“Hey, it’s Hannah. Hannah Baker.” I braced myself for the clichés to come as I settled into the Netflix adaptation of the teen novel, “13 Reasons Why” by Jay Asher. The highly-anticipated series’ release brought high praise with a rating of 9.2/10 from IMDb. Still, I was dubious. I wasn’t a big fan of the book and I wasn’t sure that the show would or could be able to tackle such a poignant topic for teens. I was wrong.
There are of course classic teen drama characters and plots in the show, but those archetypes exist in real high schools around the world, so we can’t really criticize the show for exaggerating or accurately portraying the cliché experience. The show goes much further than these clichés and delves into the repercussions of individual actions in the grand scheme of things while also tackling themes of sexual abuse and suicide. For anyone who hasn’t read the book, “13 Reasons Why” follows the events after the suicide of Hannah Baker who leaves tapes behind for the 13 people who contributed to her choice to commit suicide. The deal is that they listen to all the tapes and pass them on, lest they want their secrets to be known to the outside world. Established silence amongst those on the tapes is challenged when Clay, a friend and admirer of Hannah’s, does not handle the tapes or the guilt and grief that comes along with them well.

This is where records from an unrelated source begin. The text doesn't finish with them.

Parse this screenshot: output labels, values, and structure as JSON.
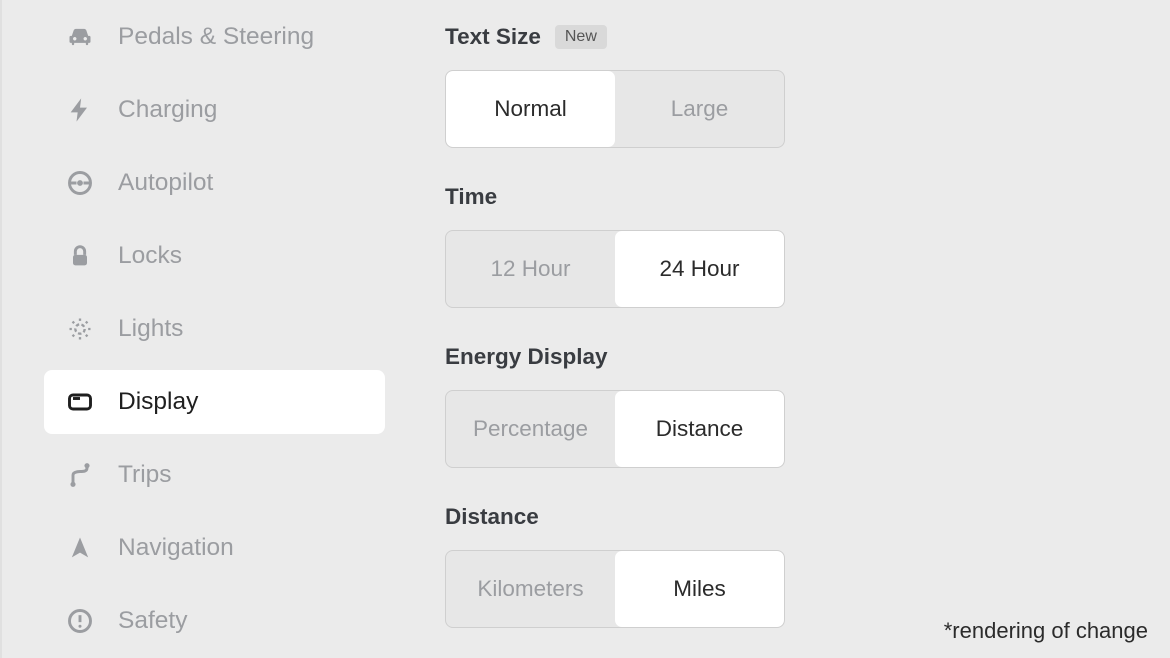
{
  "sidebar": {
    "items": [
      {
        "label": "Pedals & Steering",
        "icon": "car",
        "active": false
      },
      {
        "label": "Charging",
        "icon": "bolt",
        "active": false
      },
      {
        "label": "Autopilot",
        "icon": "wheel",
        "active": false
      },
      {
        "label": "Locks",
        "icon": "lock",
        "active": false
      },
      {
        "label": "Lights",
        "icon": "light",
        "active": false
      },
      {
        "label": "Display",
        "icon": "display",
        "active": true
      },
      {
        "label": "Trips",
        "icon": "trips",
        "active": false
      },
      {
        "label": "Navigation",
        "icon": "nav",
        "active": false
      },
      {
        "label": "Safety",
        "icon": "safety",
        "active": false
      }
    ]
  },
  "settings": {
    "text_size": {
      "label": "Text Size",
      "badge": "New",
      "options": [
        "Normal",
        "Large"
      ],
      "selected": "Normal"
    },
    "time": {
      "label": "Time",
      "options": [
        "12 Hour",
        "24 Hour"
      ],
      "selected": "24 Hour"
    },
    "energy_display": {
      "label": "Energy Display",
      "options": [
        "Percentage",
        "Distance"
      ],
      "selected": "Distance"
    },
    "distance": {
      "label": "Distance",
      "options": [
        "Kilometers",
        "Miles"
      ],
      "selected": "Miles"
    }
  },
  "footnote": "*rendering of change"
}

The show expands on the storyline of the book by following all the characters as they deal with the consequences of the tapes and the potential leakage of the information they hold. In the background is a looming court case that the Bakers have taken against the school for negligent action on the bullying that led to Hannah’s suicide. Focusing on each character in the aftermath of the suicide contributes to the show’s touching and realistic portrayal of grief and denial that everyone faces in the wake of tragedy. Moreover, the show goes on to analyze the consequences of these different reactions, especially when the people who express a variety of emotions on the spectrum are linked by guilt alone.
After going to a high school that faced two suicides and one failed attempt in the course of one year, I resonated with the show more than I would like to admit. I’ve seen the bullying in the hallways that kids like Hannah and Tyler go through. I’ve witnessed the guilt and shame that falls upon friends who didn’t recognize the signs, and I’ve felt that same guilt as I pass through a hallway that is missing a familiar face I used to smile at. This show gives us a voice. It gives victims a voice.
Like any other show, there are still mistakes and controversy. The traumatic scenes of sexual assault and Hannah’s suicide are prefaced with content warnings, but still disturb, shock and horrify viewers. Some reviewers believe that the whole show was dragged out and could have gotten to the point quicker. But by separating the stories and tapes into 13 different hour-long episodes, the creators were able to bring to life a more honest and accurate depiction of depression and the process that leads Hannah and others like her to choose suicide.
The real mistake would lie in devaluing a show like “13 Reasons Why” for a shortcoming when it can be seen as a bare platform to start harder conversations at school and the outside world alike. We certainly don’t have to agree with every decision or portrayal in the show, but we must start somewhere to educate viewers and readers alike to be more aware and to take action.